A new study by New Zealand researchers indicates that this mapping may not be just metaphorical and conceptual, but there might be neural basis and mechanisms that indicate that same mental abilities, and possibly brain areas, are involved in music and spatial represnetations.
The study found that people who have amusia, or are tone deaf, are also poor at mental spatial rotation tasks. The fact that tone deafness and spatial abilities are correlated is a strong indicator that same mental abilities may be underlying the representations of space and tones .
In a second experiment, they found that doing a mental rotation task and a tone related task simultaneously caused poorer performance in normal controls , than in amusics.
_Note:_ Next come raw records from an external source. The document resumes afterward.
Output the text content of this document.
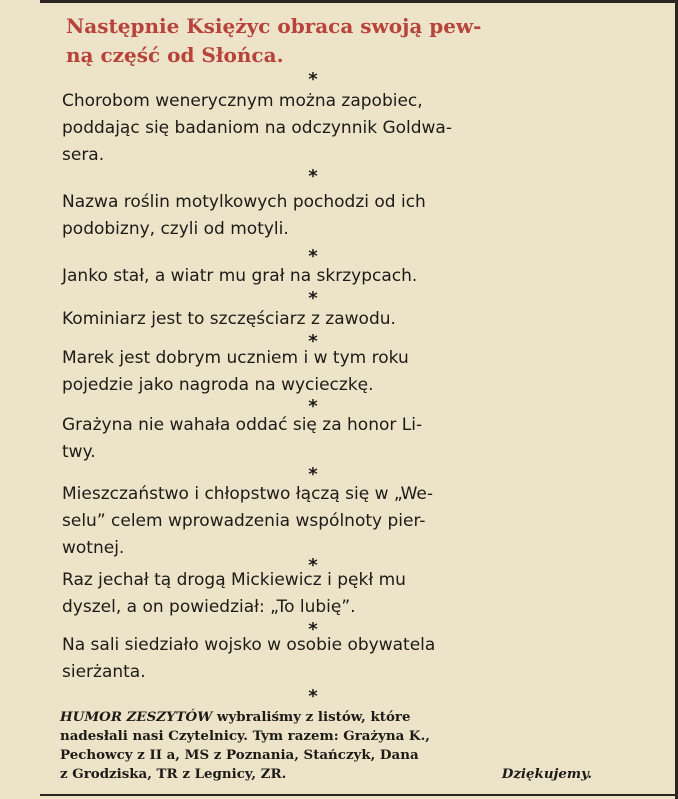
Następnie Księżyc obraca swoją pew-
ną część od Słońca.
*
Chorobom wenerycznym można zapobiec,
poddając się badaniom na odczynnik Goldwa-
sera.
*
Nazwa roślin motylkowych pochodzi od ich
podobizny, czyli od motyli.
*
Janko stał, a wiatr mu grał na skrzypcach.
*
Kominiarz jest to szczęściarz z zawodu.
*
Marek jest dobrym uczniem i w tym roku
pojedzie jako nagroda na wycieczkę.
*
Grażyna nie wahała oddać się za honor Li-
twy.
*
Mieszczaństwo i chłopstwo łączą się w „We-
selu” celem wprowadzenia wspólnoty pier-
wotnej.
*
Raz jechał tą drogą Mickiewicz i pękł mu
dyszel, a on powiedział: „To lubię”.
*
Na sali siedziało wojsko w osobie obywatela
sierżanta.
*
HUMOR ZESZYTÓW wybraliśmy z listów, które
nadesłali nasi Czytelnicy. Tym razem: Grażyna K.,
Pechowcy z II a, MS z Poznania, Stańczyk, Dana
z Grodziska, TR z Legnicy, ZR.	Dziękujemy.
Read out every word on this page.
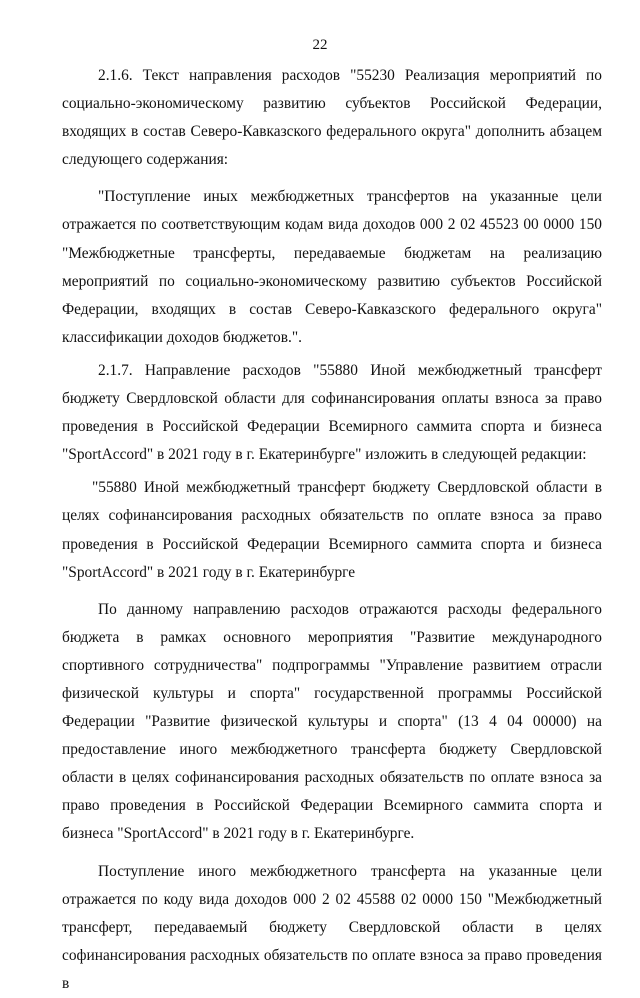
22

2.1.6. Текст направления расходов "55230 Реализация мероприятий по социально-экономическому развитию субъектов Российской Федерации, входящих в состав Северо-Кавказского федерального округа" дополнить абзацем следующего содержания:

"Поступление иных межбюджетных трансфертов на указанные цели отражается по соответствующим кодам вида доходов 000 2 02 45523 00 0000 150 "Межбюджетные трансферты, передаваемые бюджетам на реализацию мероприятий по социально-экономическому развитию субъектов Российской Федерации, входящих в состав Северо-Кавказского федерального округа" классификации доходов бюджетов.".

2.1.7. Направление расходов "55880 Иной межбюджетный трансферт бюджету Свердловской области для софинансирования оплаты взноса за право проведения в Российской Федерации Всемирного саммита спорта и бизнеса "SportAccord" в 2021 году в г. Екатеринбурге" изложить в следующей редакции:

"55880 Иной межбюджетный трансферт бюджету Свердловской области в целях софинансирования расходных обязательств по оплате взноса за право проведения в Российской Федерации Всемирного саммита спорта и бизнеса "SportAccord" в 2021 году в г. Екатеринбурге

По данному направлению расходов отражаются расходы федерального бюджета в рамках основного мероприятия "Развитие международного спортивного сотрудничества" подпрограммы "Управление развитием отрасли физической культуры и спорта" государственной программы Российской Федерации "Развитие физической культуры и спорта" (13 4 04 00000) на предоставление иного межбюджетного трансферта бюджету Свердловской области в целях софинансирования расходных обязательств по оплате взноса за право проведения в Российской Федерации Всемирного саммита спорта и бизнеса "SportAccord" в 2021 году в г. Екатеринбурге.

Поступление иного межбюджетного трансферта на указанные цели отражается по коду вида доходов 000 2 02 45588 02 0000 150 "Межбюджетный трансферт, передаваемый бюджету Свердловской области в целях софинансирования расходных обязательств по оплате взноса за право проведения в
This is indicative of the fact that spatial and melodic representations are related and cause greater interference in normal controls, than in amusics who have both capacities in diminished form originally and so preform relatively better than the normal controls.
If it is true that the same brain areas/networks, mechanisms are involved in spatial and melodic representations than there seems to be a strong case for embodiment and also for conceptual metaphor theory which posits that abstract concepts like melodies and tones are mapped onto concrete entities like space.